1

Being relatively new to XSLT I have what I hope is a simple question. I have some flat XML files, which can be pretty big (eg. 7MB) that I need to make 'more hierarchical'. For example, the flat XML might look like this:

<D0011>
    <b/>
    <c/>
    <d/>
    <e/>
    <b/>
    ....
    ....
</D0011>

and it should end up looking like this:

<D0011>
  <b>
    <c/>
    <d/>
    <e/>
  </b>
  <b>
 ....
 ....
</D0011>

I have a working XSLT for this, and it essentially gets a nodeset of all the b elements and then uses the 'following-sibling' axis to get a nodeset of the nodes following the current b node (ie. following-sibling::*[position()=$nodePos]). Then recursion is used to add the siblings into the result tree until another b element is found (I have parameterised it of course, to make it more generic).

I also have a solution that just sends the position in the XML of the next b node and selects the nodes after that one after the other (using recursion) via a *[position() = $nodePos] selection.

The problem is that the time to execute the transformation increases unacceptably with the size of the XML file. Looking into it with XML Spy it seems that it is the 'following-sibling' and 'position()=' that take the time in the two respective methods.

What I really need is a way of restricting the number of nodes in the above selections, so fewer comparisons are performed: every time the position is tested, every node in the nodeset is tested to see if its position is the right one. Is there a way to do that ? Any other suggestions ?

Thanks,

Mike

Nic
  • 65
  • 1
  • 8

3 Answers3

1

Yes there is a way to do it much more efficiently: See Muenchian grouping. If having looked at this you need more help with the details, let us know.
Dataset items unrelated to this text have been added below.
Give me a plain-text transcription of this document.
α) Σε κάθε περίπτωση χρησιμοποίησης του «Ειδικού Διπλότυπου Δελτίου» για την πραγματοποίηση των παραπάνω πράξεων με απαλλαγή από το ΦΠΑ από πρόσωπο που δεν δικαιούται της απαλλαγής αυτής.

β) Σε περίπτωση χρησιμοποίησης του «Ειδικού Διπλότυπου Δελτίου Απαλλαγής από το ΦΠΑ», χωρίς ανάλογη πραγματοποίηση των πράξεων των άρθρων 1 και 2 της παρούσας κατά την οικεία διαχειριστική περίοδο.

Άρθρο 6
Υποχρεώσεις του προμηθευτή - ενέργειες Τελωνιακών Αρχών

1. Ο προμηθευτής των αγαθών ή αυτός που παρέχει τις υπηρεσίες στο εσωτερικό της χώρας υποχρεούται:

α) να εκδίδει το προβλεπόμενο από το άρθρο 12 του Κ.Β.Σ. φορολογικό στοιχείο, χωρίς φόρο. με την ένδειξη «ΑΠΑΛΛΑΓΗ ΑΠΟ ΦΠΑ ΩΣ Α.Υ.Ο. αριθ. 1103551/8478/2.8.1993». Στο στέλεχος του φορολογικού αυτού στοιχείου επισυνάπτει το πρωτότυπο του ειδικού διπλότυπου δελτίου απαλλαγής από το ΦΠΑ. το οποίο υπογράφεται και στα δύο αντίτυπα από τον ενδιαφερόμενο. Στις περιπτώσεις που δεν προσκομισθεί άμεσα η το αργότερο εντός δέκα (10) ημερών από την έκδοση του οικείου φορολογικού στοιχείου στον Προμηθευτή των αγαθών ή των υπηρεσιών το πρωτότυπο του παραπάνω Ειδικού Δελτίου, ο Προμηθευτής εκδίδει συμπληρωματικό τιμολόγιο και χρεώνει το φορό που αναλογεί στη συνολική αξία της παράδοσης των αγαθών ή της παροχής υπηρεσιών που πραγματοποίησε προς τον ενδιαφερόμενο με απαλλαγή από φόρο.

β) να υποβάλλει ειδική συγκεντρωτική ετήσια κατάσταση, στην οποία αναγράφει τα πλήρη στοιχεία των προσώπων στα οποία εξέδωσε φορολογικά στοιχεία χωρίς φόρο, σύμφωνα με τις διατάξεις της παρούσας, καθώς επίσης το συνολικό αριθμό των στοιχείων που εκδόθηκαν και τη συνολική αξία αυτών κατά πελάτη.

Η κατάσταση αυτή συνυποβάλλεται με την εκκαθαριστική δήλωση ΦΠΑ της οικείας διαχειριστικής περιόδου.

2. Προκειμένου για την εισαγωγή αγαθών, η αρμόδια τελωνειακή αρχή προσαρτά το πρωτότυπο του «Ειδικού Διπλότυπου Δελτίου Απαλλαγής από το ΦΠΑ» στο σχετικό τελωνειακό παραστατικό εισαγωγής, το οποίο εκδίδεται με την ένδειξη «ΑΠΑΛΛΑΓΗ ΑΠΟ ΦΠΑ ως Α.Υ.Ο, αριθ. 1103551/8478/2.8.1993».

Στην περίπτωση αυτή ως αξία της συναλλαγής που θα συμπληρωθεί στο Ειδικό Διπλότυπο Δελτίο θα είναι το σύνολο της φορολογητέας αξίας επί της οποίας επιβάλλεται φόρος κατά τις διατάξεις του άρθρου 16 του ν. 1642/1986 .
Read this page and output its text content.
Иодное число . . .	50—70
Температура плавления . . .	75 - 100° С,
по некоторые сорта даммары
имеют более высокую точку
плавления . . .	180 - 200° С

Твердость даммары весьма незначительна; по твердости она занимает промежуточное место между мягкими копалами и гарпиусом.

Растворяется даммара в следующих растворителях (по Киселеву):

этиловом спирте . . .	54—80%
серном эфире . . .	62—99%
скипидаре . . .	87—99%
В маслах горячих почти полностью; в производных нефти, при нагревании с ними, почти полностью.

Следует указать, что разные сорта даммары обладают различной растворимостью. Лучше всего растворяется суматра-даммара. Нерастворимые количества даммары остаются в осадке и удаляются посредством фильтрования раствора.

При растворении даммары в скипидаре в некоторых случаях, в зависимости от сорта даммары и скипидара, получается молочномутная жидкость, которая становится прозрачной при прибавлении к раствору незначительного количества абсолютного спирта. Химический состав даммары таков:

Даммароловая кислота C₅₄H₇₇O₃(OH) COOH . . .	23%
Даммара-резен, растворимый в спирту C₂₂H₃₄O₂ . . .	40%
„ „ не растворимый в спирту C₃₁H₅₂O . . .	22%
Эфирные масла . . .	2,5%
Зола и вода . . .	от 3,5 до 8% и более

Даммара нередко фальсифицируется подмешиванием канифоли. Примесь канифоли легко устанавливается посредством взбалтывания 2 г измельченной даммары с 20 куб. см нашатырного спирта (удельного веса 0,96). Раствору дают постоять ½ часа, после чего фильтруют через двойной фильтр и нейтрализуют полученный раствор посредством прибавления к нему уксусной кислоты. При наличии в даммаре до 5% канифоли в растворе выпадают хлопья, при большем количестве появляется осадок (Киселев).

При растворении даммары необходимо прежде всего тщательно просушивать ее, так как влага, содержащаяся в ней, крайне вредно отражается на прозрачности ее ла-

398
The key you'll need is something like:

<xsl:key name="elements-by-group" match="*[not(self::b)]"
   use="generate-id(preceding-sibling::b[1])" />

Then you can iterate over the <b> elements, and for each one, use key('elements-by-group', generate-id()) to get the elements that immediately follow that <b>.

The task of "making the XML more hierarchical" is sometimes called up-conversion, and your scenario is a classic case for it. As you may know, XSLT 2.0 has very useful grouping features that are easier to use than the Muenchian method.

In your case it sounds like you would use <xsl:for-each-group group-starting-with="b" /> or, to parameterize the element name, <xsl:for-each-group group-starting-with="*[local-name() = 'b']" />. But maybe you already considered that and can't use XSLT 2.0 in your environment.

Update:

In response to the request for parameterization, here's a way to do it without a key. Note though that it may be much slower, depending on your XSLT processor.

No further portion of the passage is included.